The broad gravel street still held faux-front buildings even though it was already 1924. To Ellie, the town looked old and shabby. Several farm type wagons with their teams of horses waiting patiently were lined up on one side of the wide street. On the other side, she saw turn of the century Model A and Model T Fords angled toward the buildings.
Mr. Leitzinger carried her trunk into a livery stable full of warm animal smells and dust motes. A dappled gray horse thrust its long nose over a stall door and Ellie stepped back a pace.

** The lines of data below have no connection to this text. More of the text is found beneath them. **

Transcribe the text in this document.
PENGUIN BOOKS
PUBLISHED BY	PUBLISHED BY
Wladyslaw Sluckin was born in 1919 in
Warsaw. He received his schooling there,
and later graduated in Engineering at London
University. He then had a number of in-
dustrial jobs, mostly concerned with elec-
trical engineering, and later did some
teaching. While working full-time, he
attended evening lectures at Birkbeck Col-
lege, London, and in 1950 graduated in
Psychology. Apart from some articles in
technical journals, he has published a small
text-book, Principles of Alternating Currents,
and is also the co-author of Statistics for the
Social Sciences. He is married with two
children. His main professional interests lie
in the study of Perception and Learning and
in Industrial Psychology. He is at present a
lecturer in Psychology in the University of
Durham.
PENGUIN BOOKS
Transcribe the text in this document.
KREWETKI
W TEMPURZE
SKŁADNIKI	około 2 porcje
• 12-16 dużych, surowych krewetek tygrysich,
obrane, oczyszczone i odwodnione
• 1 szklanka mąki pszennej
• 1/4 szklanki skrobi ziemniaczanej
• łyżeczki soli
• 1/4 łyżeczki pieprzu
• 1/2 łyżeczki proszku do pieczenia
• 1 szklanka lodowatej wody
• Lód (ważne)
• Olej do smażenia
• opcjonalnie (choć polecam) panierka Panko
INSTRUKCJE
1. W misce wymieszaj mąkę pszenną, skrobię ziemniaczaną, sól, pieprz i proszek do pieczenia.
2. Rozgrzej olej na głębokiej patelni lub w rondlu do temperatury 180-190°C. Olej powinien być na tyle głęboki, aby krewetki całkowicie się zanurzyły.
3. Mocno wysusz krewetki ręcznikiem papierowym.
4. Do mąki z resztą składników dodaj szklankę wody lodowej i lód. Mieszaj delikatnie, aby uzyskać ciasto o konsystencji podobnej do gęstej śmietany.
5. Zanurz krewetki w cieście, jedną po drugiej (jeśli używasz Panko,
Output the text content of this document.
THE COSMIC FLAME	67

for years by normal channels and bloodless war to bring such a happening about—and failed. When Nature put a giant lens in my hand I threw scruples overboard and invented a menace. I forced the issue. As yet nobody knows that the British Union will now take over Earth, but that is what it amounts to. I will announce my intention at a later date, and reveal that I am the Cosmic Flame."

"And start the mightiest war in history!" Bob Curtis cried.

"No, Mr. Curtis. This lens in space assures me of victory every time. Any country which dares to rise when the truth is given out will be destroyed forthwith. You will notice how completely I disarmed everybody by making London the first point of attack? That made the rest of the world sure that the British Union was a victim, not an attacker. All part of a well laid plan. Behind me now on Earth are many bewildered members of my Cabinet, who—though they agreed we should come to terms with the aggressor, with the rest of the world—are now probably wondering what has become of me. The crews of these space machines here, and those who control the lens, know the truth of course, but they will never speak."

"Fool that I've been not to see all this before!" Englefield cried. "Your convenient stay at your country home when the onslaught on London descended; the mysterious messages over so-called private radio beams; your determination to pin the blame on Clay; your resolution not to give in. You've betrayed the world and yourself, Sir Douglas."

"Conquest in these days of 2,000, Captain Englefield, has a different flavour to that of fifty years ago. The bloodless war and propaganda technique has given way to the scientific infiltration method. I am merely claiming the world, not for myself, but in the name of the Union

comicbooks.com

“Do you ride?” Mr. Leitzinger inquired.
“Do I have to?”
“Most ranch hands do ride. Besides, horses are mighty fine creatures once you get to know them.” He opened the half-door of the stall and pulled the big horse out by the rope halter. “Pardon me for saying so, ma’am, but you don’t look much like a ranch hand.”
“Oh, I can do anything I set my mind to.” She said eyeing the horse warily. “Besides, I’m supposed to help the housekeeper and act as lady’s maid to the woman of the house.”
“Evenin’, Aldon,” A man wearing suspenders over a long-sleeved undershirt came out of the livery office. “Who’s this purty lady?”
“Miss Elizabeth Morgan.” Mr. Leitzinger put extra emphasis on the Miss. “She’s our new ranch hand.”
Ellie choked and started coughing. Those words reminded her that if she were to fail here, she’d report straight back to Grandmother to work in the department store beauty salon again. Once there, she’d give haircuts and machine waves until such time as Grandmother could find the proper husband for her. He would be a man so politically adept that he would end up in the governor’s mansion with Ellie as wife and chatelaine.